In the university where I study and in general in all Danish universities, the relationship between students and the professors/teachers is not very formal and more casual. You never need to address your professor with ‘Mr’, ‘Ms’ or ‘Professor’ and you just need to call them with their first name, not even with their last name. And it is very easy to approach them to ask which part you don’t understand from the course material or even when you want to argue them in the class (but make sure that you do it politely as always in any other situations). While in the work scene, it is completely normal and acceptable to sit next to your boss or even big boss and have a casual chat with them during lunch break. It is also normal to do activities together with your boss outside of office hours like having dinner together, play bowling, go to the cinema, etc.

On April 2nd 2016, it was the day when I and the other students under YGA attended an international talent conference in the headquarter of COWI, a large engineering Danish company located in Lyngby, Denmark and before coming there, I checked the program that there will be HRH Prince Joachim of Denmark attending the conference as one of the speakers. Reading that, my imagination told me that His Royal Highness must be escorted by many security guards just like in Indonesia when the President and the Ministers are always escorted by security guards and assistants every time they attend any events with many attendees. And then HRH Prince Joachim arrived and walked onto the stage, I and the other attendees stood up for a while until His Royal Highness sat on the chair.
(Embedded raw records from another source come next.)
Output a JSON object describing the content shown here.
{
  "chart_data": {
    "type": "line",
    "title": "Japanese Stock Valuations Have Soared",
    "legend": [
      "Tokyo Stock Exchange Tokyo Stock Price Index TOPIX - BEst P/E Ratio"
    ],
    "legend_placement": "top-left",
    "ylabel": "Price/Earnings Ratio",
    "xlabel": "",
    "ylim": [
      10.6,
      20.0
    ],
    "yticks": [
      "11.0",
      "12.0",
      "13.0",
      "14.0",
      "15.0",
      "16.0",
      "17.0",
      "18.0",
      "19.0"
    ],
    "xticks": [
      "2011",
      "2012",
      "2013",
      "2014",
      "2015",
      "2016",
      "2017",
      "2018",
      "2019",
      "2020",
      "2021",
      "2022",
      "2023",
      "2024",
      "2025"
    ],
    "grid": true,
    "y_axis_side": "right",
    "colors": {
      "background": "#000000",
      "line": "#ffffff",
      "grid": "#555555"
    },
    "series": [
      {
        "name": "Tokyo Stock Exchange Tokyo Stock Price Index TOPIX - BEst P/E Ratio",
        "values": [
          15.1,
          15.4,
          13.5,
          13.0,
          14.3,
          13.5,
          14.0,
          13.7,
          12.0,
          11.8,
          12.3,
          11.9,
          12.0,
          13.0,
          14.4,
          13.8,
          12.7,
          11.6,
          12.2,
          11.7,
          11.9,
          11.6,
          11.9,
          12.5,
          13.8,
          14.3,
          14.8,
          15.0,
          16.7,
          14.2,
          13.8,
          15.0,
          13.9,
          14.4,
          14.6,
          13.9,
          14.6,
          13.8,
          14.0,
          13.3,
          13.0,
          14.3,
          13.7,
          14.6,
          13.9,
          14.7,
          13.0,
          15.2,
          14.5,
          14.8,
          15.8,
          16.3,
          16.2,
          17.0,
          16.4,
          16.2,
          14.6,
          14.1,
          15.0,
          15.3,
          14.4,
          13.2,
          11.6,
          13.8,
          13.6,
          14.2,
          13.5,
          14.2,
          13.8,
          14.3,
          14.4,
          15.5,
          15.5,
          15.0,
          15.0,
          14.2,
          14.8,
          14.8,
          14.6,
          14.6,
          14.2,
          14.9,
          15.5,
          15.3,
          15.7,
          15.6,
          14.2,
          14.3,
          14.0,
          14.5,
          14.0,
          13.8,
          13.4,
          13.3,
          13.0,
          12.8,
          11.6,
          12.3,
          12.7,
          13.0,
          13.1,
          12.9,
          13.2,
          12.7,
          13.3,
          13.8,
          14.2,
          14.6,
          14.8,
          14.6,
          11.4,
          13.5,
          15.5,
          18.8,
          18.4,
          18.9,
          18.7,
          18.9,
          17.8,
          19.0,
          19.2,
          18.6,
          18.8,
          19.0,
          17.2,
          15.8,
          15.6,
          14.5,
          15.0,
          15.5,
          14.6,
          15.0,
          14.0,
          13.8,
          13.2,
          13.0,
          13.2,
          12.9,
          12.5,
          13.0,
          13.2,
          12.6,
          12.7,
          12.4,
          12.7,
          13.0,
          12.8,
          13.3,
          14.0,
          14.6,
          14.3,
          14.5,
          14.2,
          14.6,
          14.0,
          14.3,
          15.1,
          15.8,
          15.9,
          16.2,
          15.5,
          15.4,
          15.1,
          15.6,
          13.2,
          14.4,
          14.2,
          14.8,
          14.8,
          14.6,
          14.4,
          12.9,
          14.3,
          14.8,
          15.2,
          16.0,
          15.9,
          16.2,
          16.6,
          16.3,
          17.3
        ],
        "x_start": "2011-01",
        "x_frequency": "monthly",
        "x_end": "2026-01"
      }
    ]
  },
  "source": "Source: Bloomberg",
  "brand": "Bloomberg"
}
During the talk, moderated by the famous TV2 presenter, Natasja Crone, HRH Prince Joachim shared his experience of living abroad and how he always tried to manage cultural differences in one country and another that was not always easy.

So where are the security guards? It was strange because I did not see any of them in that conference. Maybe they are hiding when HRH Prince Joachim talks and will appear later following HRH Prince Joachim after the talk ends. However, after the talk, few students could actually have some short talks and quick photo session with HRH Prince Joachim flexibly and no security guards forbid them. So although he is a prince and a part of Danish royal family; as a Dane he is quite casual and the stereotyping of Danes who hold low-hierarchy social system is somewhat proven. Don’t imagine too much of casualty anyway for the royal family as much as for other regular Danes, because in Denmark when you speak in Danish to the members of royal family you must be using different and more polite way of language that you only use to the royal family (it is a bit like Javanese language system, maybe).

HRH Prince Joachim really supports the initiative to develop young international talents in Denmark and he also encouraged us to gain more international experiences by working or studying abroad and get immersed at international events where we could interact with people from different nationalities and cultural background like the international talent conference I attended.

The conference was also attended by big companies in Denmark like Maersk Line, Novo Nordisk, Coloplast, COWI, Grundfos, and Microsoft. The discussions at the conference were centered on Denmark as a career destination, work-life balanced in Danish society, and matchmaking with Danish businesses as we also had workshops with some of these big companies.

Youth Goodwill Ambassadors of Denmark

The initiative is a spin-off of the Youth Goodwill Ambassador Program founded by Copenhagen Capacity in close collaboration with Copenhagen Goodwill Ambassador Corps and in a partnership with the Danish universities including University of Copenhagen, Aarhus University, Aalborg University, Copenhagen Business School and the Technical University of Denmark. The project is funded by the EU Social Fund.